R (Hurley) v Secretary of State for Business Innovation and Skills [2012] EWHC 201

Subjects: Education – Public Sector Equality Duty – Race and Disability

Cs were students who aspired to study at university. They sought to challenge by way of JR D's decision to increase the maximum amount which universities were permitted to charge students to £9,000. They challenged the decision on the basis that the decision was contrary to the right to education in Articles 2 and 14 of Protocol 1 of the European Convention on Human Rights and was in breach of the public sector equality duty. The High Court held that the decision did breach the public sector equality duty. This summary focuses on the disability issues only.



Elias J held that D had not given proper consideration to the public sector equality duty. The focus of the equality impact assessment had been on persons with protected characteristics in lower socio-economic groups. This was not the same as considering the issues in respect of each characteristic. The evidence did not show that the EIA in this case had considered the full package of reforms.

While D had not given rigorous attention to the overall package of measures the particular decision to fix fees at the level reflected in the regulations had been the subject of appropriate analysis. Furthermore interested parties, such as universities, students and the government had all made plans based on the assumption that fees would be charged and it would cause administrative chaos and have significant economic implications if the regulations were to be quashed. This, combined with the fact that there had been substantial compliance with respect of the fee structure, meant that a quashing order was inappropriate.

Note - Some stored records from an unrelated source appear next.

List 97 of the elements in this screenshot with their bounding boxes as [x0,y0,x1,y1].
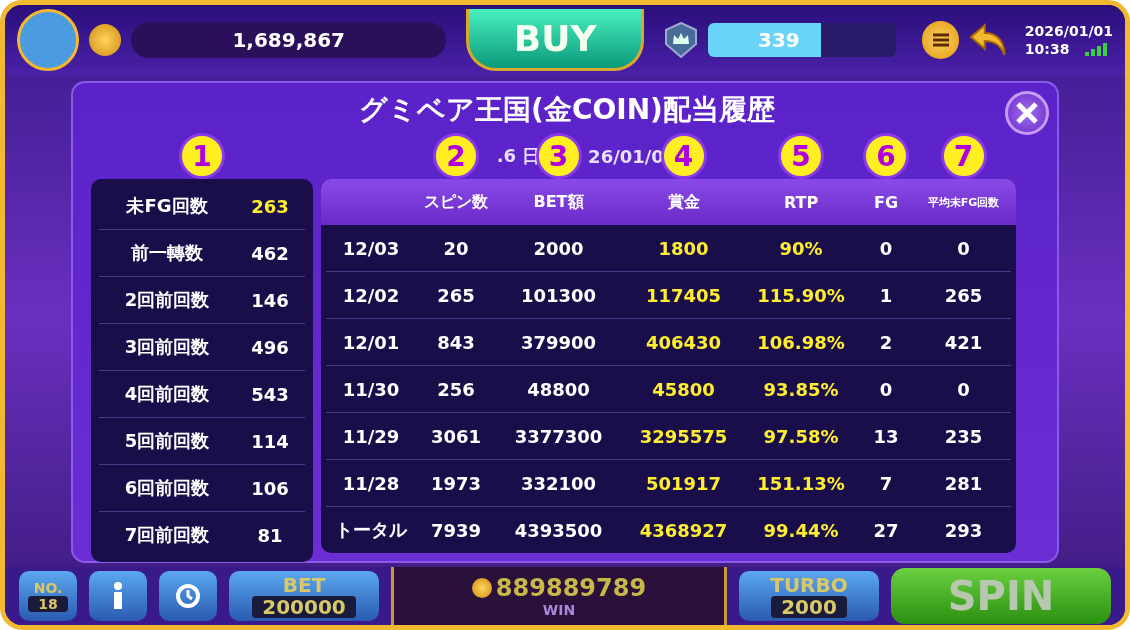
table-cell-text: 27 [872,519,900,541]
table-cell-text: 501917 [644,472,723,494]
table-cell-text: 235 [943,425,984,447]
info-button[interactable] [89,571,147,621]
table-cell-text: 3061 [429,425,483,447]
table-cell-text: 93.85% [762,378,840,400]
menu-button[interactable] [922,21,960,59]
table-cell-text: 0 [878,237,894,259]
history-button[interactable] [159,571,217,621]
number-badge: 7 [940,133,987,179]
menu-icon [930,32,951,48]
summary-label: 6回前回数 [123,476,211,500]
table-cell-text: 12/01 [341,331,401,353]
crown-shield-icon [664,22,698,58]
table-cell-text: 101300 [519,284,598,306]
number-badge: 5 [778,133,824,179]
table-cell-text: 1800 [657,237,710,259]
table-cell-text: 115.90% [756,284,846,306]
table-cell-text: 106.98% [756,331,846,353]
table-cell-text: 0 [956,237,971,259]
summary-label: 2回前回数 [123,288,211,312]
summary-value: 263 [250,195,290,217]
summary-label: 7回前回数 [123,523,211,547]
summary-value: 81 [256,524,284,546]
table-cell-text: 11/29 [341,425,401,447]
table-cell-text: 11/30 [341,378,401,400]
summary-label: 5回前回数 [123,429,211,453]
table-cell-text: 48800 [526,378,591,400]
number-badge: 6 [863,133,909,179]
coin-icon [471,578,492,598]
table-cell-text: 2 [878,331,894,353]
level-bar: 339 [708,23,896,57]
summary-value: 114 [250,430,290,452]
number-badge: 1 [179,133,225,179]
table-cell-text: 99.44% [762,519,840,541]
coin-icon [89,24,121,56]
signal-icon [1085,42,1110,56]
table-cell-text: 421 [943,331,984,353]
table-cell-text: 406430 [644,331,723,353]
summary-value: 462 [250,242,290,264]
table-cell-text: 12/02 [341,284,401,306]
table-cell-text: 11/28 [341,472,401,494]
number-button[interactable]: NO. 18 [19,571,77,621]
summary-value: 543 [250,383,290,405]
table-cell-text: 4393500 [513,519,604,541]
table-cell-text: 332100 [519,472,598,494]
bet-button[interactable]: BET 200000 [229,571,379,621]
table-cell-text: 281 [943,472,984,494]
table-cell-text: 45800 [651,378,716,400]
dialog-title: グミベア王国(金COIN)配当履歴 [359,92,775,128]
table-cell-text: 0 [956,378,971,400]
table-cell-text: 1 [878,284,894,306]
table-cell-text: 3377300 [513,425,604,447]
table-cell-text: 4368927 [638,519,729,541]
coin-balance: 1,689,867 [131,22,447,58]
table-cell-text: 3295575 [638,425,729,447]
column-header: BET額 [532,191,585,213]
column-header: 平均未FG回数 [926,194,1001,210]
table-cell-text: 90% [778,237,824,259]
table-cell-text: 265 [436,284,476,306]
clock-icon [175,581,201,611]
summary-label: 3回前回数 [123,335,211,359]
column-header: 賞金 [666,191,701,213]
close-icon [1015,101,1039,125]
table-cell-text: 13 [872,425,900,447]
win-label: WIN [542,602,576,618]
summary-value: 106 [250,477,290,499]
table-cell-text: 7939 [429,519,483,541]
table-cell-text: 20 [442,237,470,259]
summary-value: 146 [250,289,290,311]
table-cell-text: 265 [943,284,984,306]
table-cell-text: 0 [878,378,894,400]
table-cell-text: 7 [878,472,894,494]
table-cell-text: 117405 [644,284,723,306]
column-header: RTP [782,192,820,212]
table-cell-text: 97.58% [762,425,840,447]
table-cell-text: 2000 [532,237,585,259]
summary-label: 4回前回数 [123,382,211,406]
table-cell-text: 843 [436,331,476,353]
summary-label: 未FG回数 [125,194,209,218]
table-cell-text: トータル [334,518,409,542]
number-badge: 2 [433,133,479,179]
table-cell-text: 12/03 [341,237,401,259]
table-cell-text: 256 [436,378,476,400]
close-button[interactable] [1005,91,1049,135]
table-cell-text: 151.13% [756,472,846,494]
table-cell-text: 1973 [429,472,483,494]
summary-value: 496 [250,336,290,358]
table-cell-text: 379900 [519,331,598,353]
summary-label: 前一轉数 [130,241,204,265]
column-header: スピン数 [423,191,489,213]
time-text: 10:38 [1024,40,1070,58]
table-cell-text: 293 [943,519,984,541]
win-amount: 889889789 [495,574,647,602]
turbo-button[interactable]: TURBO 2000 [739,571,879,621]
date-text: 2026/01/01 [1024,22,1113,40]
column-header: FG [872,192,900,212]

Although Article 2 of Protocol 1 was engaged and the fee structure did restrict that right it was a proportionate means of achieving a legitimate aim. Elias J stated that only in exceptional cases would the charging of fees in a non-discriminatory fashion result in a breach of the right. Article 14 was not breached. There was no indirect discrimination in the provision of higher education. The package had to be considered in the round. The availability of finance in respect of fees and other measures mitigated the effect of the increase in fees and so it was not sufficiently clear that Cs as a group would be disadvantaged.


Where the quashing of a decision would have very significant practical consequences the court is unlikely to grant a quashing order. This judgment also emphasizes the importance of considering the facts as a whole. The decision may have been only one part of a broader decision dealing with a variety of matters and which, when taken as a whole, meant that the effect ofthe measure in question was mitigated or diminished.